Yeah they all come to me in dermatology because when they go back to the ED they are told it is still infected and given antibiotics. We still use bacitracin because old habits die hard because we have packets of both petroleum jelly and bacitracin for surgery and biopsies. Bacitracin allergy isn't that common but it certainly happens and there are rare reports of anaphylaxis from bacitracin. It's just not worth it I try to use straight up vaseline or aquaphor for clean wounds. Unfortunately there's also a rare beast allergic to the lanolin in aquaphor.
 
Tapwater. It's got a drain built in and you can use much, much higher volumes.
Never irrigate the face unless there's like feces in the wound.

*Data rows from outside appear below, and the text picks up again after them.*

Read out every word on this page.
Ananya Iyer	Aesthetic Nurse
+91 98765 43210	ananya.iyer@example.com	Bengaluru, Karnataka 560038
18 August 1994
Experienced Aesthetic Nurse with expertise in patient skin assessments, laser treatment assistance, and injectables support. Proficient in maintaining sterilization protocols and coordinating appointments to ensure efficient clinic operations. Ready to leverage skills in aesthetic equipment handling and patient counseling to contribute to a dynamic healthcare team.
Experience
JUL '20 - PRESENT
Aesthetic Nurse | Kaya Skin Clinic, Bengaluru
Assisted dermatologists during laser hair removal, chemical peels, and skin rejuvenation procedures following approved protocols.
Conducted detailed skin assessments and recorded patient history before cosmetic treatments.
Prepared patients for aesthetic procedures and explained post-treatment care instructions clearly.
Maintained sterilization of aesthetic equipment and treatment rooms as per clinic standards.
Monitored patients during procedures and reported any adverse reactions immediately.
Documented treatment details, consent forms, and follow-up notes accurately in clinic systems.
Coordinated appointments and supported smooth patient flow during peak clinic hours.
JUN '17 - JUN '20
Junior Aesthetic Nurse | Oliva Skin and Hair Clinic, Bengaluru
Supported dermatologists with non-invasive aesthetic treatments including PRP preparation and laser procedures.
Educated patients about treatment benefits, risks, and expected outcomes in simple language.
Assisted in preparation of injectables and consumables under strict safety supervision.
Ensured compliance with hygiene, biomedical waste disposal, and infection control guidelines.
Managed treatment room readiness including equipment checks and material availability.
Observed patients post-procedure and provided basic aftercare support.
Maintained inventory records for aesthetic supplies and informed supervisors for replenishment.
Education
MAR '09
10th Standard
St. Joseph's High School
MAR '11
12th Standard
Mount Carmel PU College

It worsens cosmesis.
I use antibiotic ointment because it helps with scar appearance. Of course, that's not the antibiotic portion, but I don't have vaseline in the ER, and surgilube isn't as effective. If they get irritation from triple ABx I tell them to go down to bacitracin or just vaseline.
Sunscreen.
I generally use that time as well as the time repairing to explain why I'm doing what I'm doing, and they're welcome to look it up and disprove their other doctors.
 
I use tap water for anything that is practical to get under a sink (usually hand/upper extremity) because I think it gets more volume, more pressure, and way easier management of the effluent. The only reason I use NS on face/scalp/trunk wounds is because I cannot practically get the patient's face under the sink, so I either use the NS bottle with a hole punched in the cap if i'm going to irrigate more than 250 mL or a 30 mL syringe for less.

I try to follow the rule of 50-100 mL/cm of laceration total volume.

The plastic surgeons I work with say the best topical oinment for lacerations is plain vasoline, but since we dont' have that in our ER I use bacitracin because we have it. I try to avoid "triple" antibiotic ointment because it is not superior and has 3x the chance of a local allergic reaction. (anecdotally it seems the incidence of allergic reaction/local irritation for polymixin and neosporin is higher than bacitracin).

I advise the patient to use vasoline at home after their first dressing change.